Roles this infrastructure creates:

DevOps Engineers build and maintain the CI/CD pipelines that deploy model updates
Cloud Architects design the multi-region GPU infrastructure
SREs keep the system reliable and respond to incidents
Platform Engineers build internal tools for ML engineers
MLOps Engineers manage the model lifecycle from training to production
GPU Infrastructure Specialists optimise GPU scheduling, costs, and performance

None of these roles require a machine learning PhD. They require cloud and DevOps skills Kubernetes, Docker, Terraform, monitoring, CI/CD, and cloud platform expertise. The same skills that run traditional web infrastructure, applied to the most demanding workloads in tech.

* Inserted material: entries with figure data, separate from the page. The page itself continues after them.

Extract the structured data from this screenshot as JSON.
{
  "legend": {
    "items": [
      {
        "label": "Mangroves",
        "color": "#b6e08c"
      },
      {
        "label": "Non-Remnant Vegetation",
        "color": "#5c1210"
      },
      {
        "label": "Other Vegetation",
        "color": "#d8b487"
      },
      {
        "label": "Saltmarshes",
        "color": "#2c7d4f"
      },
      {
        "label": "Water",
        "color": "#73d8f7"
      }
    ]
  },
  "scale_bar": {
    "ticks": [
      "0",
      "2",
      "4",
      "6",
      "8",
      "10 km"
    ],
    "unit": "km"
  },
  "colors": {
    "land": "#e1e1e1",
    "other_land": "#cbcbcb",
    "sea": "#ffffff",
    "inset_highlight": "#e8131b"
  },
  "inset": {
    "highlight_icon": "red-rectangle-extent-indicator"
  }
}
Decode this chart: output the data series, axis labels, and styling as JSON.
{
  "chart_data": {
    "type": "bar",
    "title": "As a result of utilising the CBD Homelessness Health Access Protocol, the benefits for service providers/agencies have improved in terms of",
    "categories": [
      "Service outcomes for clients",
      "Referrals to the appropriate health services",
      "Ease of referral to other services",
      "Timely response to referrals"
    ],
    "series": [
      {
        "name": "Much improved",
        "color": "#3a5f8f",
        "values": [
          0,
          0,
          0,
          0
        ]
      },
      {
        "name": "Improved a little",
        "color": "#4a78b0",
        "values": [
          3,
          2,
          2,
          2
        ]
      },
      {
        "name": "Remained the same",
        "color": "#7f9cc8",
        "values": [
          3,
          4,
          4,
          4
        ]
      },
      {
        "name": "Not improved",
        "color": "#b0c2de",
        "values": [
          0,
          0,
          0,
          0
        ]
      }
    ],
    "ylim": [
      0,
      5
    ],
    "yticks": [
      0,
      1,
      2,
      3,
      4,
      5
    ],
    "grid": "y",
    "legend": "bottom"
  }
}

The demand for these roles is growing faster than any other category in tech, with 28-41% year-over-year increases in job postings. The supply of qualified engineers is not keeping up.

What you'd need to learn

To work on infrastructure like this, here's the skill stack:

Linux every server in this architecture runs Linux
Networking understanding TCP/IP, DNS, load balancing, VPCs
Docker containerising applications and model serving code
Kubernetes orchestrating containers, GPU scheduling, auto-scaling
Cloud platform (AWS/Azure/GCP) compute, storage, networking services
Terraform defining infrastructure as code
CI/CD automating deployment pipelines
Monitoring Prometheus, Grafana, alerting, observability
Python automation, scripting, cloud API integrations
Security network security, IAM, encryption, compliance

This is the full cloud and DevOps learning path. It takes 4-6 months of focused learning and maps directly to the roles that AI companies are hiring for.

The complete guide to AI infrastructure covers how each of these skills applies specifically to AI workloads.

The bottom line

ChatGPT is not magic. It's cloud infrastructure at an extraordinary scale. API gateways, load balancers, GPU clusters, caching layers, monitoring systems, and global networking every layer is an engineering discipline with career opportunities.

The models get the attention. The infrastructure gets the salaries. And right now, there are far more open infrastructure roles at AI companies than qualified engineers to fill them.